Every day Poets & Writers Magazine scans the headlines—from publishing reports to academic announcements to literary dispatches—for all the news that creative writers need to know. Here are today’s stories:
Barnes & Noble has created a service for self-published authors [2]—NOOK Press. (GalleyCat)
The New York Daily News has choice words for actor and Yale PhD student James Franco's literary criticism [3]: “Franco doesn’t do much more than summarize the plots of novels with little more critical scrutiny than you’d see in a middle-school book report.”
Jon Tribble visits the life and work of poet Jake Adam York [4], who died unexpectedly last year at age forty. (Los Angeles Review of Books)

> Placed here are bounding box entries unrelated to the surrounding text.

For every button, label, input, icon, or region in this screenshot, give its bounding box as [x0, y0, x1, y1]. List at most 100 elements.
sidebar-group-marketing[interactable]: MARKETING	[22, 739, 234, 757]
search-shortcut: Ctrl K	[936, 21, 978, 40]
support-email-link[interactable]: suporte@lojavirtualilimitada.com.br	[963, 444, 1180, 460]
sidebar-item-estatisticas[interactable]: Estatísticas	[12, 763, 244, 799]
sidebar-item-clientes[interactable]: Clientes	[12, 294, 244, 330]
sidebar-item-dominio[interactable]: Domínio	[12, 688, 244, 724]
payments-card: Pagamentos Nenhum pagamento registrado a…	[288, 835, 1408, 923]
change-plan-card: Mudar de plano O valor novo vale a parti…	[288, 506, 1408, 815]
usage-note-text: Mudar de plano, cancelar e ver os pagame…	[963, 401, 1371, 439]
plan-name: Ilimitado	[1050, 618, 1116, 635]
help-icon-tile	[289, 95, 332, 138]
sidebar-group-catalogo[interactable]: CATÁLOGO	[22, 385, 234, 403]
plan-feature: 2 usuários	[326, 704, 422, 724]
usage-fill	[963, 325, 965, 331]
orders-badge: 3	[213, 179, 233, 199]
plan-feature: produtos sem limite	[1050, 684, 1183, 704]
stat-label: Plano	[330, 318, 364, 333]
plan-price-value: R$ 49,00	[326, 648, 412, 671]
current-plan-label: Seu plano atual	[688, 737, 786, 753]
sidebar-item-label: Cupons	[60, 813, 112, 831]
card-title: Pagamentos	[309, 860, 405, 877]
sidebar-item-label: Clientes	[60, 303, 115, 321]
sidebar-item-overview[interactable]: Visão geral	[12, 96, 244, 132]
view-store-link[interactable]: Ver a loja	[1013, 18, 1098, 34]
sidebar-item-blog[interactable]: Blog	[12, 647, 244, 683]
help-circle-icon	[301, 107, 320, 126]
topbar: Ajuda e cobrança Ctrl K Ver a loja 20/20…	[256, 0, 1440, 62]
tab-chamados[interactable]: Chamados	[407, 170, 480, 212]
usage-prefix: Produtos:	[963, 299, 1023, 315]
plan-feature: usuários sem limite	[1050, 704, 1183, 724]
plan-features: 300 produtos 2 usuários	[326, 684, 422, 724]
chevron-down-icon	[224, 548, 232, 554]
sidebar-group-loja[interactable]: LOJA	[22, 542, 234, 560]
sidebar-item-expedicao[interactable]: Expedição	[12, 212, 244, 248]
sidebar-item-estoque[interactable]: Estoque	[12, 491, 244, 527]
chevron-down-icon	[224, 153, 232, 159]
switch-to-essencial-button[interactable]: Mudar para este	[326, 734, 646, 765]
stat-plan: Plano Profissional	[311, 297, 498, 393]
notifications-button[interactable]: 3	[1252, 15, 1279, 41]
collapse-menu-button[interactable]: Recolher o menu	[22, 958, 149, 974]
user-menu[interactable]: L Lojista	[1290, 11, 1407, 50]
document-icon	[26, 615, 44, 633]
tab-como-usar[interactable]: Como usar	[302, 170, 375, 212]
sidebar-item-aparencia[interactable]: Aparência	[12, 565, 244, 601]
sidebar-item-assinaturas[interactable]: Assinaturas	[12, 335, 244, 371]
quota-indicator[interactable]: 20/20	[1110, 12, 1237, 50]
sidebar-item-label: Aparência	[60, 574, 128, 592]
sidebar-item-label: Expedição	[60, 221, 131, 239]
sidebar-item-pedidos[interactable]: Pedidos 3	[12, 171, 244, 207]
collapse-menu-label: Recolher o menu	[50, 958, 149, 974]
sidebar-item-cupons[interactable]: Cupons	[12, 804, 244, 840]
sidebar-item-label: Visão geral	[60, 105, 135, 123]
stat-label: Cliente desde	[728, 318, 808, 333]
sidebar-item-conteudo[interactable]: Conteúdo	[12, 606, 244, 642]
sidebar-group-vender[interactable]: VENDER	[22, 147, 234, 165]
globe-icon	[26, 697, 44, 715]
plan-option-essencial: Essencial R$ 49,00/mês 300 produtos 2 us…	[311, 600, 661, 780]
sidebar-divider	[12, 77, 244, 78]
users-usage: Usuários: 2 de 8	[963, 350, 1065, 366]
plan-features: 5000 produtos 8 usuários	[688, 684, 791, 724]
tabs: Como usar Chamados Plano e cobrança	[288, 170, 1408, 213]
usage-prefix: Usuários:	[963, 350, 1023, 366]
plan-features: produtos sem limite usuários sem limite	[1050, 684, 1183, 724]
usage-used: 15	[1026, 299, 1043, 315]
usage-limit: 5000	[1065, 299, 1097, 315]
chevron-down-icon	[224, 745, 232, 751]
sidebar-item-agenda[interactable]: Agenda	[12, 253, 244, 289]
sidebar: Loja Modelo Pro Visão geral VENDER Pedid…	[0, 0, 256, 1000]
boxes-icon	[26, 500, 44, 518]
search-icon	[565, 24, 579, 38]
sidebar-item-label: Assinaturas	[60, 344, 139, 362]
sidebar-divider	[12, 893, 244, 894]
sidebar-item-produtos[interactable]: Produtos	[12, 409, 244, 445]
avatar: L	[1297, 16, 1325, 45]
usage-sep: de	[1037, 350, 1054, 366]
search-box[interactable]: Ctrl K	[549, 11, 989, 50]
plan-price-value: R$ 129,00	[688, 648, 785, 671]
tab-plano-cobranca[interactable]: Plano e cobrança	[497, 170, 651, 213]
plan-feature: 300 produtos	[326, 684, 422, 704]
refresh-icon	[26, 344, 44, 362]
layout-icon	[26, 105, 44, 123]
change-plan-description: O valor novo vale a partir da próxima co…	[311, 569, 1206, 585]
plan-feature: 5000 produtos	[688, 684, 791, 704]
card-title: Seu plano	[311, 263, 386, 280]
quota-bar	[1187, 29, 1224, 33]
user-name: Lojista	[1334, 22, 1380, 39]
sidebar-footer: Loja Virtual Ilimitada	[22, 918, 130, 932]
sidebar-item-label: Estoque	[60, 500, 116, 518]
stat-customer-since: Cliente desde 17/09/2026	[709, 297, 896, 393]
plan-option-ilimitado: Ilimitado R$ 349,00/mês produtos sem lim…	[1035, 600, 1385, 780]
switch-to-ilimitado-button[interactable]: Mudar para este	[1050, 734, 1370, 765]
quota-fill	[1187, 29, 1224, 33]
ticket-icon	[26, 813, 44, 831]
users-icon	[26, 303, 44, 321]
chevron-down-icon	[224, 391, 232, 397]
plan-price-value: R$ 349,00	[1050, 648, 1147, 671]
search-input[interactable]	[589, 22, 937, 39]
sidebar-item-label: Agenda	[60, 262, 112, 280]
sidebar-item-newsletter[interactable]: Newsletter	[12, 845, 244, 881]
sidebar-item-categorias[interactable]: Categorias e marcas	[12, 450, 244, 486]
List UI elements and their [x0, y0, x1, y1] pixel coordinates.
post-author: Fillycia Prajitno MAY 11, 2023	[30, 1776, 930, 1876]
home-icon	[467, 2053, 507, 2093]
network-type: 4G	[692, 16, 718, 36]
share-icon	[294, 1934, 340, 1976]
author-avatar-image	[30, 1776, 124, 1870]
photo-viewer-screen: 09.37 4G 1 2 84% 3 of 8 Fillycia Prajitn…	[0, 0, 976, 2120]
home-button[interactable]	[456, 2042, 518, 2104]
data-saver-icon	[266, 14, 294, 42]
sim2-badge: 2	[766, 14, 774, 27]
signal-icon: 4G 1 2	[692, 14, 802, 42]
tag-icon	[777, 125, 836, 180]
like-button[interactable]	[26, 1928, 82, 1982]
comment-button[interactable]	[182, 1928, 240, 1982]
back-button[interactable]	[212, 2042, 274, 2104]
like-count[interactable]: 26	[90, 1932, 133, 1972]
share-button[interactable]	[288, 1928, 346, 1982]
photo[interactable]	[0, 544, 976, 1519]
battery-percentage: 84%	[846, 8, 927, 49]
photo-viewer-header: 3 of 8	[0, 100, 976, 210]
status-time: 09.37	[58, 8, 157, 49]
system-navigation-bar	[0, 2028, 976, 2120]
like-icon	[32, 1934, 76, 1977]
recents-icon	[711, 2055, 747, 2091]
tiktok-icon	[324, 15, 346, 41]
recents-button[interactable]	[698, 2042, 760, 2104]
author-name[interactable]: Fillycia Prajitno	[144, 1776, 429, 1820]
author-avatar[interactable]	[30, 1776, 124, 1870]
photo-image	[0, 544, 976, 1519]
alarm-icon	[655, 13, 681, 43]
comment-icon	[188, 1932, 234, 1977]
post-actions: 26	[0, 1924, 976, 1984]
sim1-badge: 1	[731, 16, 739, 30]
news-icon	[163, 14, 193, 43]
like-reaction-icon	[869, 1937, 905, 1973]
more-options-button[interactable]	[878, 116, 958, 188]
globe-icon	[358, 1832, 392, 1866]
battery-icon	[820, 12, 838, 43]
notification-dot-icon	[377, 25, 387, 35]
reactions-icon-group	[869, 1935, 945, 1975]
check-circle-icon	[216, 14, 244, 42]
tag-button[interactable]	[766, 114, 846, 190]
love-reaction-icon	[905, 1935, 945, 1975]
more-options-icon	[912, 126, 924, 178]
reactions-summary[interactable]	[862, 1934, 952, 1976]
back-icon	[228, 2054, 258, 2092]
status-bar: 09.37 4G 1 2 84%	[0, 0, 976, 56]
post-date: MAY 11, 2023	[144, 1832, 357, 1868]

“You create elaborate disaster fantasies that you project onto your life. [5]” On his blog, author Alexander Chee lists the signs that may indicate you're a fiction writer.
From “countdown clocks” to a “chosen one,” Lit Reactor lists ten storytelling clichés to avoid [6].
“I despaired. It was time to despair. I was on version thirty-three.” Terese Svoboda details the path to her first novel [7]. (Quivering Pen)
Paul Auster and J.M. Coetzee, Lillian Hellman and Dashiell Hammett [8]—for the Los Angeles Times, critic Carolyn Kellogg discusses a seeming trend of books “pairing cultural masters.”
Meanwhile, Robert Pinsky examines the poems and literary friendship of Robert Bridges and Gerard Manley Hopkins [9].